One hundred years ago today, the last known “wild” American Indian stumbled out of the Sierra foothills into the corral of a slaughterhouse near Oroville, Calif., starving, sickly and alone.
Ishi had seen his tribe, called the Yani, killed off by disease and white settlers, many of whom came to California to take part in the gold rush.
Prior to the discovery of gold in the Sierras in 1848, it’s estimated Ishi’s tribe, called the Yahi, numbered about 400. The Yahi were part of a larger group called the Yaha, which had numbered about 3,000 and had lived in the western foothills of Mount Lassen for several thousand years, according to the book “Ishi: Last of His Tribe.”
With the discovery of gold at Sutter’s Mill, a little more than an hour south of where Ishi eventually gave himself up, thousands of prospectors and settlers inundated northern California. In addition to attacking native Americans, miners often damaged the environment the Indians lived off while prospecting. Sometimes, the Indians attacked whites, as well.
Before long, the populations of native tribes throughout Northern California began to plummet.
Ishi is believed to have been born between 1860 and 1862.
As a young boy in 1865, Ishi and his family were attacked in the Three Knolls Massacre, in which about 40 Yahi were killed. Approximately 30 Yahi escaped, but a short time later cattlemen killed about half of the survivors.
The few survivors, including Ishi and his family, went into hiding for the next 40 years, and their tribe was believed to be extinct.
By late 1908, just four Yahi remained. They were discovered in November of that year by a surveying team hired by a utility company. As the surveying party stumbled into the Yahi camp, an older Indian man and younger woman escaped. An elderly woman was too sick to get away, and she’d been covered with blankets, in the hope that she wouldn’t be seen.
The surveying party proceeded to strip the camp of everything of value, even the food, effectively passing a death sentence on the Indians.
The old man and young girl never returned; it’s likely they died in their escape attempt, possibly having drowned or been killed by the predators that still roamed the Sierra foothills a century ago, according to a 2002 article in the Old California Gazette.
A short time later, the elderly woman who’d been left in camp, Ishi’s mother, died, as well.
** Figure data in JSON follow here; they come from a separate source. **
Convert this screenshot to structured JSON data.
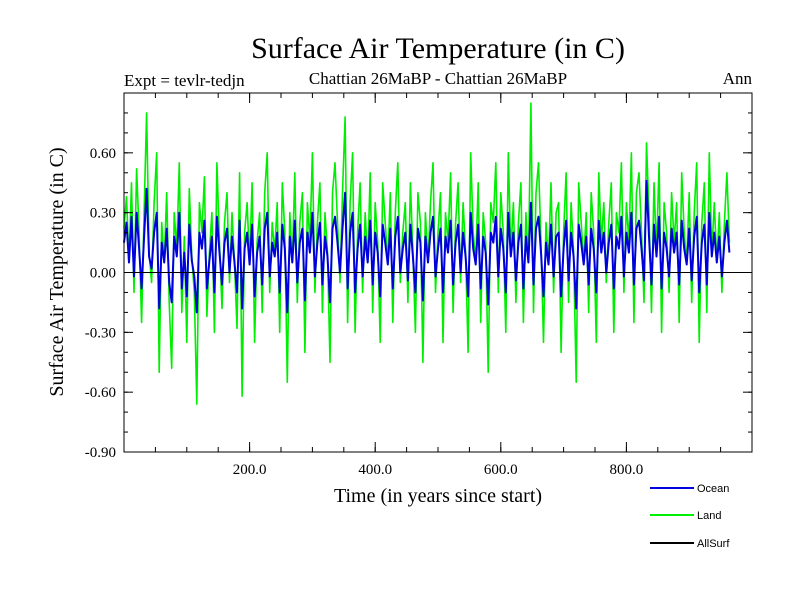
{
  "chart_data": {
    "type": "line",
    "title": "Surface Air Temperature (in C)",
    "subtitle_left": "Expt = tevlr-tedjn",
    "subtitle_center": "Chattian  26MaBP - Chattian  26MaBP",
    "subtitle_right": "Ann",
    "xlabel": "Time (in years since start)",
    "ylabel": "Surface Air Temperature (in C)",
    "xlim": [
      0,
      1000
    ],
    "ylim": [
      -0.9,
      0.9
    ],
    "x_ticks": [
      {
        "value": 200,
        "label": "200.0"
      },
      {
        "value": 400,
        "label": "400.0"
      },
      {
        "value": 600,
        "label": "600.0"
      },
      {
        "value": 800,
        "label": "800.0"
      }
    ],
    "y_ticks": [
      {
        "value": 0.6,
        "label": "0.60"
      },
      {
        "value": 0.3,
        "label": "0.30"
      },
      {
        "value": 0.0,
        "label": "0.00"
      },
      {
        "value": -0.3,
        "label": "-0.30"
      },
      {
        "value": -0.6,
        "label": "-0.60"
      },
      {
        "value": -0.9,
        "label": "-0.90"
      }
    ],
    "zero_line": 0.0,
    "series": [
      {
        "name": "Land",
        "color": "#00ee00",
        "x_start": 0,
        "x_step": 4,
        "values": [
          0.22,
          0.38,
          0.05,
          0.45,
          -0.1,
          0.52,
          0.2,
          -0.25,
          0.3,
          0.8,
          0.1,
          -0.05,
          0.35,
          0.6,
          -0.5,
          0.25,
          0.05,
          0.4,
          -0.15,
          -0.48,
          0.3,
          0.12,
          0.55,
          -0.2,
          0.18,
          -0.35,
          0.42,
          0.08,
          -0.1,
          -0.66,
          0.35,
          0.2,
          0.48,
          -0.22,
          0.1,
          0.3,
          -0.3,
          0.55,
          0.15,
          -0.18,
          0.25,
          0.4,
          -0.05,
          0.3,
          0.05,
          -0.28,
          0.5,
          -0.62,
          0.2,
          0.35,
          0.05,
          0.45,
          -0.35,
          0.15,
          0.3,
          -0.2,
          0.4,
          0.6,
          -0.1,
          0.25,
          0.1,
          0.35,
          -0.3,
          0.45,
          0.2,
          -0.55,
          0.3,
          0.05,
          0.5,
          -0.15,
          0.25,
          0.4,
          -0.4,
          0.35,
          0.15,
          0.6,
          -0.1,
          0.25,
          0.45,
          -0.2,
          0.3,
          0.1,
          -0.45,
          0.4,
          0.55,
          0.25,
          -0.05,
          0.4,
          0.78,
          -0.25,
          0.35,
          0.6,
          -0.3,
          0.2,
          0.45,
          -0.1,
          0.3,
          0.05,
          0.5,
          -0.2,
          0.35,
          0.15,
          -0.35,
          0.45,
          0.25,
          0.05,
          0.4,
          -0.25,
          0.3,
          0.55,
          -0.05,
          0.2,
          0.35,
          -0.15,
          0.45,
          0.1,
          -0.3,
          0.4,
          0.25,
          -0.45,
          0.3,
          0.05,
          0.35,
          0.55,
          -0.1,
          0.2,
          0.4,
          -0.35,
          0.3,
          0.15,
          0.5,
          -0.2,
          0.25,
          0.45,
          -0.05,
          0.35,
          0.1,
          -0.4,
          0.6,
          0.2,
          0.05,
          0.45,
          -0.25,
          0.3,
          0.15,
          -0.5,
          0.35,
          0.25,
          0.55,
          -0.1,
          0.4,
          0.2,
          -0.3,
          0.6,
          0.1,
          0.35,
          -0.15,
          0.25,
          0.45,
          -0.25,
          0.3,
          0.05,
          0.85,
          -0.2,
          0.4,
          0.55,
          0.15,
          -0.35,
          0.25,
          0.05,
          0.45,
          -0.1,
          0.3,
          0.35,
          -0.4,
          0.2,
          0.5,
          -0.15,
          0.35,
          0.1,
          -0.55,
          0.45,
          0.25,
          0.05,
          0.3,
          -0.2,
          0.4,
          0.2,
          -0.35,
          0.5,
          0.15,
          0.35,
          -0.05,
          0.25,
          0.45,
          -0.3,
          0.3,
          0.2,
          0.55,
          -0.1,
          0.35,
          0.15,
          0.6,
          -0.25,
          0.4,
          0.5,
          0.2,
          -0.15,
          0.65,
          0.3,
          -0.2,
          0.45,
          0.1,
          0.55,
          -0.3,
          0.35,
          0.2,
          -0.1,
          0.4,
          0.15,
          0.35,
          -0.25,
          0.5,
          0.2,
          0.05,
          0.4,
          -0.15,
          0.3,
          0.55,
          -0.35,
          0.25,
          0.45,
          -0.2,
          0.6,
          0.1,
          0.35,
          0.05,
          0.3,
          -0.1,
          0.25,
          0.5,
          0.15
        ]
      },
      {
        "name": "Ocean",
        "color": "#0000dd",
        "x_start": 0,
        "x_step": 4,
        "values": [
          0.15,
          0.25,
          0.05,
          0.28,
          -0.02,
          0.3,
          0.12,
          -0.08,
          0.18,
          0.42,
          0.08,
          0.02,
          0.2,
          0.3,
          -0.18,
          0.15,
          0.05,
          0.22,
          -0.05,
          -0.15,
          0.18,
          0.08,
          0.3,
          -0.08,
          0.1,
          -0.12,
          0.24,
          0.06,
          -0.02,
          -0.2,
          0.2,
          0.12,
          0.26,
          -0.08,
          0.06,
          0.18,
          -0.1,
          0.28,
          0.1,
          -0.06,
          0.15,
          0.22,
          0.0,
          0.18,
          0.05,
          -0.1,
          0.26,
          -0.18,
          0.12,
          0.2,
          0.04,
          0.24,
          -0.12,
          0.1,
          0.18,
          -0.06,
          0.22,
          0.3,
          -0.02,
          0.15,
          0.08,
          0.2,
          -0.1,
          0.24,
          0.12,
          -0.2,
          0.18,
          0.05,
          0.26,
          -0.05,
          0.15,
          0.22,
          -0.14,
          0.2,
          0.1,
          0.3,
          -0.02,
          0.15,
          0.25,
          -0.06,
          0.18,
          0.08,
          -0.15,
          0.22,
          0.28,
          0.15,
          0.0,
          0.22,
          0.4,
          -0.08,
          0.2,
          0.3,
          -0.1,
          0.12,
          0.24,
          -0.02,
          0.18,
          0.05,
          0.26,
          -0.06,
          0.2,
          0.1,
          -0.12,
          0.24,
          0.15,
          0.04,
          0.22,
          -0.08,
          0.18,
          0.28,
          0.0,
          0.12,
          0.2,
          -0.04,
          0.24,
          0.08,
          -0.1,
          0.22,
          0.15,
          -0.14,
          0.18,
          0.05,
          0.2,
          0.28,
          -0.02,
          0.12,
          0.22,
          -0.1,
          0.18,
          0.1,
          0.26,
          -0.06,
          0.15,
          0.24,
          0.0,
          0.2,
          0.08,
          -0.12,
          0.3,
          0.12,
          0.04,
          0.24,
          -0.08,
          0.18,
          0.1,
          -0.16,
          0.2,
          0.15,
          0.28,
          -0.02,
          0.22,
          0.12,
          -0.1,
          0.3,
          0.08,
          0.2,
          -0.04,
          0.15,
          0.24,
          -0.08,
          0.18,
          0.05,
          0.35,
          -0.06,
          0.22,
          0.28,
          0.1,
          -0.12,
          0.15,
          0.04,
          0.24,
          -0.02,
          0.18,
          0.2,
          -0.12,
          0.12,
          0.26,
          -0.04,
          0.2,
          0.08,
          -0.18,
          0.24,
          0.15,
          0.04,
          0.18,
          -0.06,
          0.22,
          0.12,
          -0.1,
          0.26,
          0.1,
          0.2,
          0.0,
          0.15,
          0.24,
          -0.08,
          0.18,
          0.12,
          0.28,
          -0.02,
          0.2,
          0.1,
          0.3,
          -0.06,
          0.22,
          0.26,
          0.12,
          -0.04,
          0.46,
          0.18,
          -0.06,
          0.24,
          0.08,
          0.28,
          -0.08,
          0.2,
          0.12,
          -0.02,
          0.22,
          0.1,
          0.2,
          -0.06,
          0.26,
          0.12,
          0.04,
          0.22,
          -0.04,
          0.18,
          0.28,
          -0.1,
          0.15,
          0.24,
          -0.06,
          0.3,
          0.08,
          0.2,
          0.05,
          0.18,
          -0.02,
          0.15,
          0.26,
          0.1
        ]
      }
    ],
    "legend": {
      "placement": "bottom-right",
      "entries": [
        {
          "label": "Ocean",
          "color": "#0000dd"
        },
        {
          "label": "Land",
          "color": "#00ee00"
        },
        {
          "label": "AllSurf",
          "color": "#000000"
        }
      ]
    },
    "grid": false
  }
}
He was now the last of his tribe.
Some three years later, despite having seen many of his family and tribe killed by whites, he staggered into the outskirts of Oroville, approximately 70 miles due north of Sacramento.
The local sheriff took Ishi into protective custody and it wasn’t long before the “wild man” caught the attention of thousands.
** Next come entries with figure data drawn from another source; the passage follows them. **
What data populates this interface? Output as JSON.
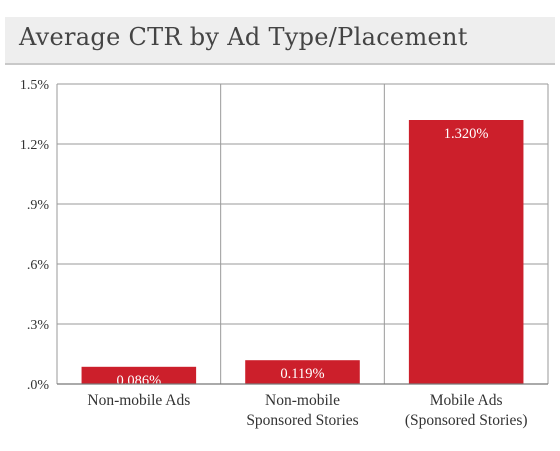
{
  "chart_data": {
    "type": "bar",
    "title": "Average CTR by Ad Type/Placement",
    "xlabel": "",
    "ylabel": "",
    "categories": [
      [
        "Non-mobile Ads"
      ],
      [
        "Non-mobile",
        "Sponsored Stories"
      ],
      [
        "Mobile Ads",
        "(Sponsored Stories)"
      ]
    ],
    "values": [
      0.086,
      0.119,
      1.32
    ],
    "data_labels": [
      "0.086%",
      "0.119%",
      "1.320%"
    ],
    "ylim": [
      0,
      1.5
    ],
    "yticks": [
      0,
      0.3,
      0.6,
      0.9,
      1.2,
      1.5
    ],
    "ytick_labels": [
      ".0%",
      ".3%",
      ".6%",
      ".9%",
      "1.2%",
      "1.5%"
    ],
    "grid": true,
    "bar_color": "#cc1f2b",
    "grid_color": "#9a9a9a"
  }
}
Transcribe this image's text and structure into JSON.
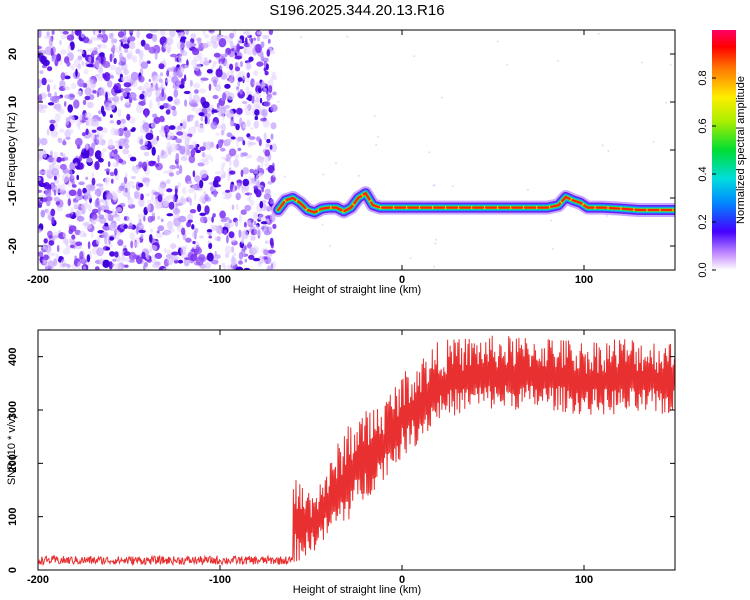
{
  "title": "S196.2025.344.20.13.R16",
  "chart_data": [
    {
      "type": "heatmap",
      "name": "spectrogram",
      "xlabel": "Height of straight line (km)",
      "ylabel": "Frequency (Hz)",
      "xlim": [
        -200,
        150
      ],
      "ylim": [
        -25,
        25
      ],
      "xticks": [
        -200,
        -100,
        0,
        100
      ],
      "yticks": [
        20,
        10,
        0,
        -10,
        -20
      ],
      "noise_region_x": [
        -200,
        -70
      ],
      "signal_trace": {
        "x": [
          -68,
          -64,
          -60,
          -56,
          -52,
          -48,
          -44,
          -40,
          -36,
          -32,
          -28,
          -24,
          -20,
          -16,
          -12,
          -8,
          -4,
          0,
          10,
          20,
          30,
          40,
          50,
          60,
          70,
          80,
          86,
          90,
          94,
          98,
          102,
          110,
          120,
          130,
          140,
          150
        ],
        "y": [
          -12.5,
          -10.5,
          -10.0,
          -11.0,
          -12.5,
          -13.0,
          -12.2,
          -12.0,
          -12.0,
          -12.8,
          -12.0,
          -10.0,
          -9.0,
          -11.5,
          -12.0,
          -12.0,
          -12.0,
          -12.0,
          -12.0,
          -12.0,
          -12.0,
          -12.0,
          -12.0,
          -12.0,
          -12.0,
          -12.0,
          -11.5,
          -9.8,
          -10.5,
          -11.0,
          -12.0,
          -12.0,
          -12.2,
          -12.5,
          -12.5,
          -12.5
        ]
      },
      "colorbar": {
        "label": "Normalized spectral amplitude",
        "range": [
          0,
          1
        ],
        "ticks": [
          0.0,
          0.2,
          0.4,
          0.6,
          0.8
        ],
        "tick_labels": [
          "0.0",
          "0.2",
          "0.4",
          "0.6",
          "0.8"
        ]
      }
    },
    {
      "type": "line",
      "name": "snr",
      "xlabel": "Height of straight line (km)",
      "ylabel": "SNR (10 * v/v)",
      "xlim": [
        -200,
        150
      ],
      "ylim": [
        0,
        450
      ],
      "xticks": [
        -200,
        -100,
        0,
        100
      ],
      "yticks": [
        0,
        100,
        200,
        300,
        400
      ],
      "color": "#e83030",
      "baseline": {
        "x_start": -200,
        "x_end": -60,
        "mean": 18,
        "jitter": 8
      },
      "envelope": {
        "x": [
          -60,
          -50,
          -40,
          -30,
          -20,
          -10,
          0,
          10,
          20,
          40,
          60,
          80,
          100,
          120,
          150
        ],
        "low": [
          10,
          30,
          60,
          90,
          130,
          170,
          210,
          240,
          280,
          300,
          300,
          300,
          290,
          290,
          290
        ],
        "high": [
          180,
          150,
          200,
          280,
          300,
          320,
          370,
          400,
          430,
          440,
          440,
          440,
          430,
          440,
          430
        ]
      }
    }
  ]
}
Professors at the University of California at Berkeley read about him and brought him to their facility. Studied by the university, Ishi also worked with them as a research assistant and lived in an apartment at the museum for most of the rest of his life.
Anthropologist T.T. Waterman and Alfred L. Kroeber, director of the University of California’s Museum of Anthropology, studied Ishi closely over the years and interviewed him at length to help them reconstruct Yahi culture.
Ishi, whose name means “man” in Yahi, not only described family units, naming patterns, and the ceremonies which he knew, but also information on the Yana language, which was recorded and studied by the linguist Edward Sapir, who had previously done work on the northern dialects.
Ishi died of tuberculosis on March 25, 1916. His remains were interred at a cemetery near San Francisco, along with one of his bows, five arrows, a basket of acorn meal, a boxful of shell bead money, a purse full of tobacco, three rings, and some obsidian flakes.